Northcliffe followed up this attack on Kitchener by running a campaign for the next ten days on the theme of the shells ‘scandal’. If this had any effect at all, it was to strengthen Lloyd George’s hand in talks with the Prime Minister about the most effective way of settling the munitions problem. It was no surprise then that, when Asquith announced details of his new Cabinet to the House on 26 May, he also announced the most significant decision of all – his invitation to Lloyd George to form a Ministry of Munitions charged with the task of mobilizing the nation’s resources for armament production.
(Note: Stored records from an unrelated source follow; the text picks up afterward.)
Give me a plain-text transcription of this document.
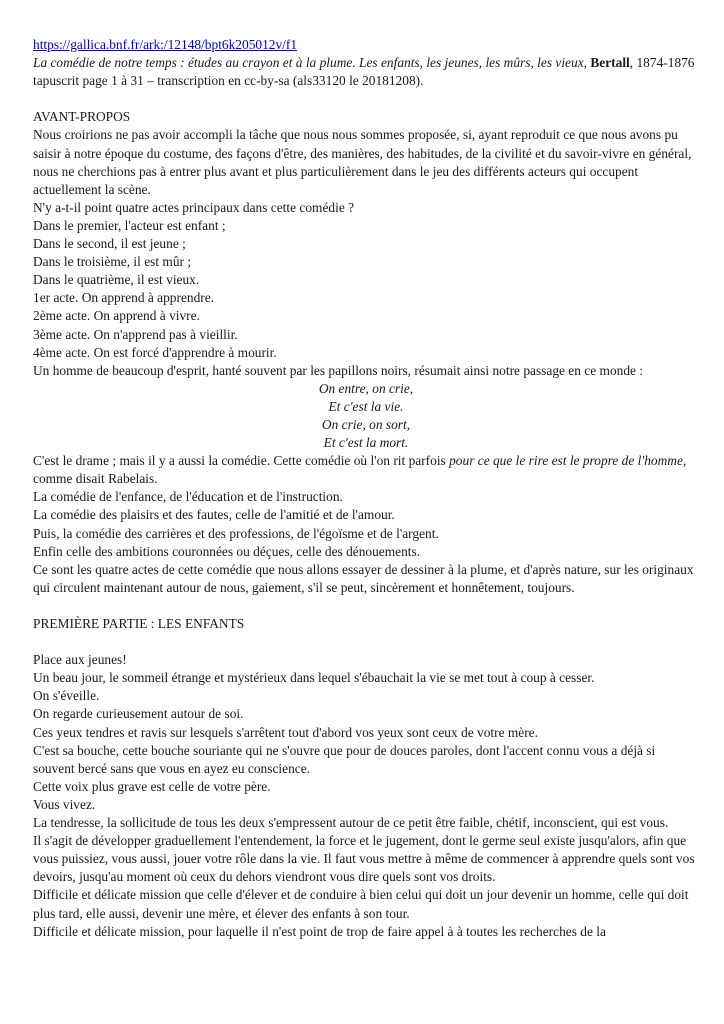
https://gallica.bnf.fr/ark:/12148/bpt6k205012v/f1
La comédie de notre temps : études au crayon et à la plume. Les enfants, les jeunes, les mûrs, les vieux, Bertall, 1874-1876
tapuscrit page 1 à 31 – transcription en cc-by-sa (als33120 le 20181208).
AVANT-PROPOS
Nous croirions ne pas avoir accompli la tâche que nous nous sommes proposée, si, ayant reproduit ce que nous avons pu saisir à notre époque du costume, des façons d'être, des manières, des habitudes, de la civilité et du savoir-vivre en général, nous ne cherchions pas à entrer plus avant et plus particulièrement dans le jeu des différents acteurs qui occupent actuellement la scène.
N'y a-t-il point quatre actes principaux dans cette comédie ?
Dans le premier, l'acteur est enfant ;
Dans le second, il est jeune ;
Dans le troisième, il est mûr ;
Dans le quatrième, il est vieux.
1er acte. On apprend à apprendre.
2ème acte. On apprend à vivre.
3ème acte. On n'apprend pas à vieillir.
4ème acte. On est forcé d'apprendre à mourir.
Un homme de beaucoup d'esprit, hanté souvent par les papillons noirs, résumait ainsi notre passage en ce monde :
On entre, on crie,
Et c'est la vie.
On crie, on sort,
Et c'est la mort.
C'est le drame ; mais il y a aussi la comédie. Cette comédie où l'on rit parfois pour ce que le rire est le propre de l'homme, comme disait Rabelais.
La comédie de l'enfance, de l'éducation et de l'instruction.
La comédie des plaisirs et des fautes, celle de l'amitié et de l'amour.
Puis, la comédie des carrières et des professions, de l'égoïsme et de l'argent.
Enfin celle des ambitions couronnées ou déçues, celle des dénouements.
Ce sont les quatre actes de cette comédie que nous allons essayer de dessiner à la plume, et d'après nature, sur les originaux qui circulent maintenant autour de nous, gaiement, s'il se peut, sincèrement et honnêtement, toujours.
PREMIÈRE PARTIE : LES ENFANTS
Place aux jeunes!
Un beau jour, le sommeil étrange et mystérieux dans lequel s'ébauchait la vie se met tout à coup à cesser.
On s'éveille.
On regarde curieusement autour de soi.
Ces yeux tendres et ravis sur lesquels s'arrêtent tout d'abord vos yeux sont ceux de votre mère.
C'est sa bouche, cette bouche souriante qui ne s'ouvre que pour de douces paroles, dont l'accent connu vous a déjà si souvent bercé sans que vous en ayez eu conscience.
Cette voix plus grave est celle de votre père.
Vous vivez.
La tendresse, la sollicitude de tous les deux s'empressent autour de ce petit être faible, chétif, inconscient, qui est vous.
Il s'agit de développer graduellement l'entendement, la force et le jugement, dont le germe seul existe jusqu'alors, afin que vous puissiez, vous aussi, jouer votre rôle dans la vie. Il faut vous mettre à même de commencer à apprendre quels sont vos devoirs, jusqu'au moment où ceux du dehors viendront vous dire quels sont vos droits.
Difficile et délicate mission que celle d'élever et de conduire à bien celui qui doit un jour devenir un homme, celle qui doit plus tard, elle aussi, devenir une mère, et élever des enfants à son tour.
Difficile et délicate mission, pour laquelle il n'est point de trop de faire appel à à toutes les recherches de la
The new Ministry would embody the functions of the former Munitions of War Committee, but with this crucial difference: it possessed the executive authority and the power that Lloyd George had been seeking for months. Lloyd George willingly gave up the Treasury, recruited ‘men of push and go’ and set off on the mission that was to contribute largely to the winning of the war and lead him to the premiership.
It is not within the compass of this book to deal with Lloyd George’s success in harnessing and expanding the engineering capacity of the nation. One might simply illustrate his achievements by comparing the brief bombardments and lengthy recriminations of the first half of 1915 with the intensity, weight and duration of the bombardment that opened the Battle of the Somme a year later.
If Lloyd George had been infuriated by Kitchener’s behaviour, Kitchener in his turn was very angry with French. He had endured for months a wrangle with his Commander-in-Chief over the supply of guns and shells to the Western Front. In the last few weeks he had had to contend with the Second Battle of Ypres and the offensive against Aubers Ridge, while at the same time being embroiled in Churchill’s scheme to force the Dardanelles and having to find men, guns and shells for it. He bitterly resented French going behind his back to stir up the Press and leading politicians against him. Sir John French had knowingly tempted the wrath of Achilles and in due course it was to descend upon him. His cause was not helped by the failure of Haig’s third attempt to make progress against Aubers Ridge; the Battle of Festubert had opened on 16 May and was now grinding to an expensive and inglorious halt. In September would come an even more disastrous offensive at Loos leading to calls for his resignation as Commander-in-Chief. Sir John’s reactions after the débâcle of 9 May proved a potent factor in his removal.
Kitchener was to soldier on in the Coalition Government until his tragic death the following summer, but his reputation had suffered a severe blow. The idol was seen to have feet of clay, and from this point his dominant role in the Cabinet and his influence over the conduct of the war began to wane.
‘Such an offensive, before an adequate supply of guns and high-explosive shell can be provided, would only result in heavy casualties and the capture of another turnip field.’
LORD KITCHENER, June, 1915 on a future offensive in France.